Planet Gore

More viewer mail

A reader writes in to respond to Henry Payne’s item last week on Robert Zubrin’s flex-fuel argument:

I don’t understand your hostility to Zubrin’s plan. All he’s saying is to mandate the change to cars (about $100/car) and then let the market take over. Your plan, I suppose, is to let the market takeover without the mandate. Don’t you think his plan might speed up the process considerably?

You’re fond of describing Brazil’s conversion to FFV’s. Are you seriously comparing this backward, corrupt, Third World mess to the U.S.? Do you think our venture capitalists, farmers, and industrialists are on par with Brazil’s? Again, since Zubrin’s plan doesn’t mandate any of the government interference you mentioned (taxes, incentives, government takeover, etc.) that Brazil did, why the comparison?
I’m a fan of National Review, but it pains me to see conservatives attack people with ideas and simply think the market will take over. The market didn’t take over going to the moon, the atom bomb, the original internet — things we wanted or needed quickly and couldn’t wait for the market to create.

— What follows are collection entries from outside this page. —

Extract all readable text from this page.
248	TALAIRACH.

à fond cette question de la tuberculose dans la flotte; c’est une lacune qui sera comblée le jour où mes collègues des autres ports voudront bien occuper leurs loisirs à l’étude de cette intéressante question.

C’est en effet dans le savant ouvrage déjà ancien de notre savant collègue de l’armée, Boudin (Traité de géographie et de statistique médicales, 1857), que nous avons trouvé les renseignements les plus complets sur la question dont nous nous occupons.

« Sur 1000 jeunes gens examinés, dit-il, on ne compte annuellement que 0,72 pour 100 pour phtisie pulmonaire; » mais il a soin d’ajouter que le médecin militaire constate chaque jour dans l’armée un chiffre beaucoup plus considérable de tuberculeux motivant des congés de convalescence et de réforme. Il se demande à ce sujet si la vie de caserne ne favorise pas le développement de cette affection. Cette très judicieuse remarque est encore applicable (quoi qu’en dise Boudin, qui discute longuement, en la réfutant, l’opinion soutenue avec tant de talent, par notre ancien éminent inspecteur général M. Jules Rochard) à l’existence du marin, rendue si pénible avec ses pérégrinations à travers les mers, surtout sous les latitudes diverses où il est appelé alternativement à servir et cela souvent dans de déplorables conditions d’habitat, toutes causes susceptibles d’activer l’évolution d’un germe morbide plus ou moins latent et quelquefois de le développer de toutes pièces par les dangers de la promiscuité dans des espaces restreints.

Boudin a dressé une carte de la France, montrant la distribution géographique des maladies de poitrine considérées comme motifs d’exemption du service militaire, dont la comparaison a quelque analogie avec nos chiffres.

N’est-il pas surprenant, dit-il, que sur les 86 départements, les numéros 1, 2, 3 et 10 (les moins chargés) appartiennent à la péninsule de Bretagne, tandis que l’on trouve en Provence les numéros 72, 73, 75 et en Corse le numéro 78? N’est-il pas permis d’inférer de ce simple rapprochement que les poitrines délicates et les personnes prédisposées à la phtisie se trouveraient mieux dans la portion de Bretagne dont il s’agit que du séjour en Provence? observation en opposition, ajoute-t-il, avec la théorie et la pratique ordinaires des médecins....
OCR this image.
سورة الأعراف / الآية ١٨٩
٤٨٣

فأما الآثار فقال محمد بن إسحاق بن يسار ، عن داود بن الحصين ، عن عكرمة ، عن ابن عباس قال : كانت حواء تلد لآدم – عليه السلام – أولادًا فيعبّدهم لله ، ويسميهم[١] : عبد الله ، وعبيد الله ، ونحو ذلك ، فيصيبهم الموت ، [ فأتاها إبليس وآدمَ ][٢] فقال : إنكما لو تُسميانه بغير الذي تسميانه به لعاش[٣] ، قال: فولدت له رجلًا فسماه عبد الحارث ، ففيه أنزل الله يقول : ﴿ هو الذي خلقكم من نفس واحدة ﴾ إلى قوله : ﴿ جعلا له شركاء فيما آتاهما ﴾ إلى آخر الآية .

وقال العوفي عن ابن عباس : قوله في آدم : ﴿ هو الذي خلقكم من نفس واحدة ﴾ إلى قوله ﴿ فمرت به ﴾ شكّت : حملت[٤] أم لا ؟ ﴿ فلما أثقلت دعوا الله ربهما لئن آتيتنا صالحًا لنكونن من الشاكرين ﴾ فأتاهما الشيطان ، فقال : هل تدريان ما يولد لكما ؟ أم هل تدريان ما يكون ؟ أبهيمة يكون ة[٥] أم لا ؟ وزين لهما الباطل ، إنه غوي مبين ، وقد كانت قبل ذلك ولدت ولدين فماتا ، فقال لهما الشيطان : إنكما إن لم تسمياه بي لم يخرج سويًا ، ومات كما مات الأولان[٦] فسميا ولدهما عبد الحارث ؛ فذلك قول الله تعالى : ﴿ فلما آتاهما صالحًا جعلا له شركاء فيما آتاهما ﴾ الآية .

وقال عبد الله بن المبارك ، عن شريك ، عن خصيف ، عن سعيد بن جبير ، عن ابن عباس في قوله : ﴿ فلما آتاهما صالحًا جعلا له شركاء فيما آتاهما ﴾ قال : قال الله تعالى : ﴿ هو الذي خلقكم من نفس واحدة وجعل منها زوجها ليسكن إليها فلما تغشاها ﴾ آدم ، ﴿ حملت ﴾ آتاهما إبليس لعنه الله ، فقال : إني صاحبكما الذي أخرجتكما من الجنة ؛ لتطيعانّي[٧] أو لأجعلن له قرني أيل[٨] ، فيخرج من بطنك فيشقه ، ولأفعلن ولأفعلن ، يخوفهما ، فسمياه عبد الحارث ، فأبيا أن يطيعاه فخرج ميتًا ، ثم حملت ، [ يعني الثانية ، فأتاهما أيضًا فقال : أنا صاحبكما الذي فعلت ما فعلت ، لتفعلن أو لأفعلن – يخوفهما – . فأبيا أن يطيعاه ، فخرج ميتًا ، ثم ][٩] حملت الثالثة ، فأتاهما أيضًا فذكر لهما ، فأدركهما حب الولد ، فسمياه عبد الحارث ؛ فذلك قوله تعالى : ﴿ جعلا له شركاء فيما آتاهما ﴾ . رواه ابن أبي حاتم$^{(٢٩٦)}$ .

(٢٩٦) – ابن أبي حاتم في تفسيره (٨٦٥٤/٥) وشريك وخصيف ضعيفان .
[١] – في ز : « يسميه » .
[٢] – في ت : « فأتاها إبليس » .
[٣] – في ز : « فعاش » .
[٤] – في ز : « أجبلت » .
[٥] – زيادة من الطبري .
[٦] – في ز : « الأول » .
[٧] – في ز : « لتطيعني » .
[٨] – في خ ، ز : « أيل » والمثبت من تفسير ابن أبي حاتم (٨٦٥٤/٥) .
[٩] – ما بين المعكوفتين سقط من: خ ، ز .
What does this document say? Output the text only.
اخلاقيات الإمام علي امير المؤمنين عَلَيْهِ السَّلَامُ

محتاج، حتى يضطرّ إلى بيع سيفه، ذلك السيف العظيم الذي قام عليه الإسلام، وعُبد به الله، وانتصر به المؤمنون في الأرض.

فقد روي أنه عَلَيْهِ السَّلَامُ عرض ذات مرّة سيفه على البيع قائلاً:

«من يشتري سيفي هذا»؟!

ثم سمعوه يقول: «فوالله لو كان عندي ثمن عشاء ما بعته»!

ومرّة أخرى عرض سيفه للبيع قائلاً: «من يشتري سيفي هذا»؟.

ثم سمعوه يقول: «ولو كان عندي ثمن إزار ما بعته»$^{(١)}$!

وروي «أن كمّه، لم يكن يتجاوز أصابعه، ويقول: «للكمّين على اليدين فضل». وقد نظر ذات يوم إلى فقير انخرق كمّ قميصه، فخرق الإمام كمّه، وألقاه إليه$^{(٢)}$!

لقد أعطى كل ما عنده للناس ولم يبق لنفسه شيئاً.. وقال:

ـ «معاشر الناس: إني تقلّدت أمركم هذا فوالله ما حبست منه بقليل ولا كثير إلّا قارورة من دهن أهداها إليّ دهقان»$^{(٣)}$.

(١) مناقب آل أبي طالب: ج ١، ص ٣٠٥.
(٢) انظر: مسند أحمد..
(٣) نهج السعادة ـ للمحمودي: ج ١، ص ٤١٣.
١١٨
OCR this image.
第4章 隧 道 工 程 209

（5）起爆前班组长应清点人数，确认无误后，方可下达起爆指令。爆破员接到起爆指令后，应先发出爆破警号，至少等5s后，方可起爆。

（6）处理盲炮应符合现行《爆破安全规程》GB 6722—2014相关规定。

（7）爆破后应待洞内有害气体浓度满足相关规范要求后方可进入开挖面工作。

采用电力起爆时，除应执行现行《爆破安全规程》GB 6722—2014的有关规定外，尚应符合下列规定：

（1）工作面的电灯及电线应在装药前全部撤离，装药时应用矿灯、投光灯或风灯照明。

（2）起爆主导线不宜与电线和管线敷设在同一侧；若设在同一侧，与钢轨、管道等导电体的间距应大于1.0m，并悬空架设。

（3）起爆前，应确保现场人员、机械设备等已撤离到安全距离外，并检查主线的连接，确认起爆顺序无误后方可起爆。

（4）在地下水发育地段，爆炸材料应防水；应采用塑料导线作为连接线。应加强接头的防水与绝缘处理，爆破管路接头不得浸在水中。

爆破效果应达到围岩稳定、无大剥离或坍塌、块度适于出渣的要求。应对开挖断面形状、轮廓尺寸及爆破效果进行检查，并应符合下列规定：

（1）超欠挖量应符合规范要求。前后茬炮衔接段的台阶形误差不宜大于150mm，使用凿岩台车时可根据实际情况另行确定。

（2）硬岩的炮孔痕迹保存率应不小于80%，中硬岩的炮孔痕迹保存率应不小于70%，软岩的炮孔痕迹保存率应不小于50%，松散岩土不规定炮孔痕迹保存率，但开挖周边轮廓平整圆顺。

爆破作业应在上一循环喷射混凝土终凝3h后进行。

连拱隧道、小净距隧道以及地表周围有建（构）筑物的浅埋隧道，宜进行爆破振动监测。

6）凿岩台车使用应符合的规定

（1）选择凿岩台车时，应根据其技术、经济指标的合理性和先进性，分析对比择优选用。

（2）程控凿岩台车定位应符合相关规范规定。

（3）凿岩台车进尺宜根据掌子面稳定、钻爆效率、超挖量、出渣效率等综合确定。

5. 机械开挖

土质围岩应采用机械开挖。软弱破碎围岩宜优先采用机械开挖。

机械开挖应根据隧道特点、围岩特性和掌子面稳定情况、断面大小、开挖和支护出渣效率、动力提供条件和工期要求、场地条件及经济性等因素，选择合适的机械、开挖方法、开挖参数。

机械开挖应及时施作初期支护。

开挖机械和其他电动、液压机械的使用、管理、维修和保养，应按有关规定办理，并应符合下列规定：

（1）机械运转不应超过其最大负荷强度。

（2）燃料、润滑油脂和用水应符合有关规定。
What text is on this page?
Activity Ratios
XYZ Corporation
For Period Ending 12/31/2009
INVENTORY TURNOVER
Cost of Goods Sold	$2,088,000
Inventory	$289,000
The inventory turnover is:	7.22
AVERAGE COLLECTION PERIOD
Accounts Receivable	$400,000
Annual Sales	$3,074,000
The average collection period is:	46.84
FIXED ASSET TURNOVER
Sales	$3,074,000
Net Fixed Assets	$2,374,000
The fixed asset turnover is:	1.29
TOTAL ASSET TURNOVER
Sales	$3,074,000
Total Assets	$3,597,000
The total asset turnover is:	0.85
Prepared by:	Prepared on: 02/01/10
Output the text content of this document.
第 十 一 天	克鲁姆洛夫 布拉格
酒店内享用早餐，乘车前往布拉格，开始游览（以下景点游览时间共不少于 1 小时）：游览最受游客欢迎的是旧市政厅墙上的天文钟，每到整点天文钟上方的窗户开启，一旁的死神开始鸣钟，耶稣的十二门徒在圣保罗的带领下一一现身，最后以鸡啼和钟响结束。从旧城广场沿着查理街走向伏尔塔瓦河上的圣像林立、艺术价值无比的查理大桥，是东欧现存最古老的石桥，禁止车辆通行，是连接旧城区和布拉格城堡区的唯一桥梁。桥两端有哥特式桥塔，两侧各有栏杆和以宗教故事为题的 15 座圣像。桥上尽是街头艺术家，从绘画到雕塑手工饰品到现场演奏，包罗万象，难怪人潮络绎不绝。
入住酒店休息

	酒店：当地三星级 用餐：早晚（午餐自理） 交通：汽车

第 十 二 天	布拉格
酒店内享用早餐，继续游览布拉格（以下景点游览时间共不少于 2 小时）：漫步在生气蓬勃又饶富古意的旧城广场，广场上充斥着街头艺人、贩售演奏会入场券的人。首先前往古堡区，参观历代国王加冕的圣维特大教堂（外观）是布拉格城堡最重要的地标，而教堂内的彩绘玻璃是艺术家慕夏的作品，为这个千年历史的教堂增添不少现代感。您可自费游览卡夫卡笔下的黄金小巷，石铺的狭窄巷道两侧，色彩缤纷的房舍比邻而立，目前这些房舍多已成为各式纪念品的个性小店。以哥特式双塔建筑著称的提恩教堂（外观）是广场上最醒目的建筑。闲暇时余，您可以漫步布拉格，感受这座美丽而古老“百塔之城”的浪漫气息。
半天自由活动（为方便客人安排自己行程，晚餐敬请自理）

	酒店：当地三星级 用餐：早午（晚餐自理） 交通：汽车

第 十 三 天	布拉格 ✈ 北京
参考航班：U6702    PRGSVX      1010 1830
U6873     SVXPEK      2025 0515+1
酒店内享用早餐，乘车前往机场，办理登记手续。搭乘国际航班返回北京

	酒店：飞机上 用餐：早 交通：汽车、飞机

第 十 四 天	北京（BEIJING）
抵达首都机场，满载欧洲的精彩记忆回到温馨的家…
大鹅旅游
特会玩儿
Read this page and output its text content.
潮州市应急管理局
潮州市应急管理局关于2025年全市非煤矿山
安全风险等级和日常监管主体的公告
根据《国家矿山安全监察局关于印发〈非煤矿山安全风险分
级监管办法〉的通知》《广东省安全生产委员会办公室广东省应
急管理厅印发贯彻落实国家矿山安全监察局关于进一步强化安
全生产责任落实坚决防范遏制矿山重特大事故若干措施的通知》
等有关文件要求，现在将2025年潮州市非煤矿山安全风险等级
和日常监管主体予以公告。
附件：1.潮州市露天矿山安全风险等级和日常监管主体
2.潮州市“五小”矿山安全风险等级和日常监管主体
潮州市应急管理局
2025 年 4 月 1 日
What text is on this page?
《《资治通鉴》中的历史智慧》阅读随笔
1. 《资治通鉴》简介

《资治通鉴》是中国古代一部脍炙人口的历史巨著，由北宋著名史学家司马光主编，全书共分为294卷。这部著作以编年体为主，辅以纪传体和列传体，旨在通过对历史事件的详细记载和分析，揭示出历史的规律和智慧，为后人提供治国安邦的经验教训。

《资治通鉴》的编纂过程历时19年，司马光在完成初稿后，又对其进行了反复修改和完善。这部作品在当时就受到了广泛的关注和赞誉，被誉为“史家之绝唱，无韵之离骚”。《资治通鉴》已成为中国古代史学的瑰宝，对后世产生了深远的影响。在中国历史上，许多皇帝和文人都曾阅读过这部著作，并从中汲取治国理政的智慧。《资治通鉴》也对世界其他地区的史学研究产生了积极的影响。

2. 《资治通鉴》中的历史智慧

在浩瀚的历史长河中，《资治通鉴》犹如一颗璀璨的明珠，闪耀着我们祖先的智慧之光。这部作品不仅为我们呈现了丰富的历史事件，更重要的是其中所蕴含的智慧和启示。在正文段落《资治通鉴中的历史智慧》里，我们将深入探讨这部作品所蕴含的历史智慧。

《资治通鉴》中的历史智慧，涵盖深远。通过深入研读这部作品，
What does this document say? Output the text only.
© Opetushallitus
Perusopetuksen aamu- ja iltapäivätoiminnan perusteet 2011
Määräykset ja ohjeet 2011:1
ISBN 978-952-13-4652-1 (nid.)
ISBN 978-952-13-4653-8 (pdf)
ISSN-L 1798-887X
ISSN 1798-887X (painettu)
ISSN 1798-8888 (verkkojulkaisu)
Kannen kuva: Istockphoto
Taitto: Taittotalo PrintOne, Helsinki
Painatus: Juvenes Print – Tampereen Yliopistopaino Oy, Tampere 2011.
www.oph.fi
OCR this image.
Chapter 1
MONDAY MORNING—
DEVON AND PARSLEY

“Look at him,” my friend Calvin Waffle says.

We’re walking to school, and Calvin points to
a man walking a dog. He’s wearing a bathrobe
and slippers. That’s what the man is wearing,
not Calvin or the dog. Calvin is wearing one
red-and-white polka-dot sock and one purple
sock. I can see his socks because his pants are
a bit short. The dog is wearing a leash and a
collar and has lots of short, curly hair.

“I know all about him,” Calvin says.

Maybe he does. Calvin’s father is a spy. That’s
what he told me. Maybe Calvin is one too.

This characterization of Brazil has Argentines the world over cheering wildly. But the reader raises two issues that deserve closer scrutiny: 1) that national security cannot always be left to market forces, a point made in this space on Friday; and 2) that an auto fuel-line mandate does not necessarily mean further government interference in the auto fuel market. We’ll have more on these issues later (unless someone beats us to it).